Bunun neresinden tutsak tam bir felakettir. Diyelim ki ilk gün bu oran vardır. Peki bu oran nasıl korunacaktır? Örneğin Rum saldırılarından dolayı yurt dışına göç eden Kıbrıslı Türkler geri dönmek isteseler ne olacak? Peki doğumlardan dolayı ¼ oranı aşılırsa ne olacak? Bu çocuğu doğuramazsınız mı denilecek? AB üyesi olacak bu ülke nasıl insan haklarından söz edebilecek.

Bir Kıbrıslı Türk, politik görüşü ne olursa olsun bu gibi Rum istemlerine nasıl evet diyebilir acaba?
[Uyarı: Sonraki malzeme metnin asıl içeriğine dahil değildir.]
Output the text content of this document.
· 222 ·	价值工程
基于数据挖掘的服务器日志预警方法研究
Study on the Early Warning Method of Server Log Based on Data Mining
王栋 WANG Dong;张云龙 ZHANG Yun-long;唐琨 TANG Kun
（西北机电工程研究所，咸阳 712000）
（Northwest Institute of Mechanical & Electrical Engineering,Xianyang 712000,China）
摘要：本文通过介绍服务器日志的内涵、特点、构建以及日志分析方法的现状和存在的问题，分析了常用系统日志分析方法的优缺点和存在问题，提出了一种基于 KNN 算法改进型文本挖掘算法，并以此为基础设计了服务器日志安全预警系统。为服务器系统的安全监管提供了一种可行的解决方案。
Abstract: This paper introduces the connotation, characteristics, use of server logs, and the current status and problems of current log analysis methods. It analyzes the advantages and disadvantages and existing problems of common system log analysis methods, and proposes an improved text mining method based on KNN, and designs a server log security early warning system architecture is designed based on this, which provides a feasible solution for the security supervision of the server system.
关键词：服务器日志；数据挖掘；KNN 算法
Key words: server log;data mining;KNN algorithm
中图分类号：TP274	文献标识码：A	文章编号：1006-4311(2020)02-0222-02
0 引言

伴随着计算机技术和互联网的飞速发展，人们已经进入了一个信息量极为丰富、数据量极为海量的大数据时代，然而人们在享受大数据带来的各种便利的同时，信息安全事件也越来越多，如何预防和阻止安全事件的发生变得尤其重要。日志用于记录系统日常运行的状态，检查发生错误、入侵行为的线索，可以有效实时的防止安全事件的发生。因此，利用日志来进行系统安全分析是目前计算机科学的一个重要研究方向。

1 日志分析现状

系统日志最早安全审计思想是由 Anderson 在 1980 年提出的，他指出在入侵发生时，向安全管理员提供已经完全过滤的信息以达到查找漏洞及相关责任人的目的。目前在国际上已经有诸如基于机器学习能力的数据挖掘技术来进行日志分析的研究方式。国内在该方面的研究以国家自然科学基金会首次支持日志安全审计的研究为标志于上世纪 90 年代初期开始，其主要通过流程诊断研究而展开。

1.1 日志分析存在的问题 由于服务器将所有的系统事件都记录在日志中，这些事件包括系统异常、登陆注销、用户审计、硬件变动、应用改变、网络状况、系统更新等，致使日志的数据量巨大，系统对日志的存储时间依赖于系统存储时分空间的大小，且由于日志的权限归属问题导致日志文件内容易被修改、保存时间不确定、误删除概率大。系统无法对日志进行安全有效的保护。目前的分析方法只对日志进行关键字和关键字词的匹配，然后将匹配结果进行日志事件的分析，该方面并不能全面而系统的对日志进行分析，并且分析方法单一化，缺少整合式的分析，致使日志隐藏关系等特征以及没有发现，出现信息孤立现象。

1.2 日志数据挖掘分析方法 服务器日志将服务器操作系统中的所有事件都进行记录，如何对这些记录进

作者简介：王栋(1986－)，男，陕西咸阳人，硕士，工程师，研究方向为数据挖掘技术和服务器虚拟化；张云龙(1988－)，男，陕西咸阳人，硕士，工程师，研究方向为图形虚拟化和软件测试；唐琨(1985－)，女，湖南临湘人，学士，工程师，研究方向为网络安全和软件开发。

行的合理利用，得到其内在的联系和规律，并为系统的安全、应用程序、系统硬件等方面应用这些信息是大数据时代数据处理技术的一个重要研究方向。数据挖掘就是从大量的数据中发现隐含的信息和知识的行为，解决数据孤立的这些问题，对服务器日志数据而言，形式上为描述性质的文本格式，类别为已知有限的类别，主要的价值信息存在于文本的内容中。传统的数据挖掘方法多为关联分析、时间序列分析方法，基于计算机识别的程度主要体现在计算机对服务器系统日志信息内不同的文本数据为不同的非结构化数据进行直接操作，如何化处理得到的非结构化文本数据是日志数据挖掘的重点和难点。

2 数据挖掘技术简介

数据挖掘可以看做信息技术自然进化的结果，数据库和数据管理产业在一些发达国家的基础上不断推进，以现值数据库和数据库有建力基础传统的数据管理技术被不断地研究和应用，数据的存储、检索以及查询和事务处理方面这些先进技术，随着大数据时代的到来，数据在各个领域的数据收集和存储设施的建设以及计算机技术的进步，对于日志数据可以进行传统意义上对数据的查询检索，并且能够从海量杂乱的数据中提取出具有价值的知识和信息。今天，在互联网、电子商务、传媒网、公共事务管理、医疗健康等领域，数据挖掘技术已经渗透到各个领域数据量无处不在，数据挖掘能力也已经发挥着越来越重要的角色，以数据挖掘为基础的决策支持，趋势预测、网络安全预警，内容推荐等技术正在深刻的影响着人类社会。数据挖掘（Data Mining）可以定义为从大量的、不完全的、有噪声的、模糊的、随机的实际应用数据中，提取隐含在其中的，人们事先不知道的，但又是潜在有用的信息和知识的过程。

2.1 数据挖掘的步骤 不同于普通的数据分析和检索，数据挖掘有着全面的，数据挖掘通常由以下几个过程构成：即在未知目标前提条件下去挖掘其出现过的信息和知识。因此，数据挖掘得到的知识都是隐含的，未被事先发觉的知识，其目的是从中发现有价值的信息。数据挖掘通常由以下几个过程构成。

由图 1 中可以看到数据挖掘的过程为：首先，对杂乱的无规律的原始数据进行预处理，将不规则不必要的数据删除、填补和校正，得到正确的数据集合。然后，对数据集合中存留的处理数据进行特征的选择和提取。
Görünen köy kılavuz istemez derler. Bu ve bu gibi “çözüm detayları” bize görünen köyün çözüm değil çözülme olduğunu açıkça ifade etmektedir.

Bu sırada Başpiskopos Hrisostomos basına verdiği açıklamada “Biz istila ve işgal sorunu olan milli davamızı doğru zemine oturtacak yeni bir siyasi liderlik istiyoruz. Türkiye askerlerini de yerleşiklerini de çekmesi ve Kıbrıs Cumhuriyeti’nin topraklarından gitmesi gerektiğini anlamalıdır. Tanrı’nın bize bahşettiği hediye ile ilk kez Türkiye’nin sırtını duvara dayayabiliriz, o ise bize hiçbir şey yapamaz” dedi.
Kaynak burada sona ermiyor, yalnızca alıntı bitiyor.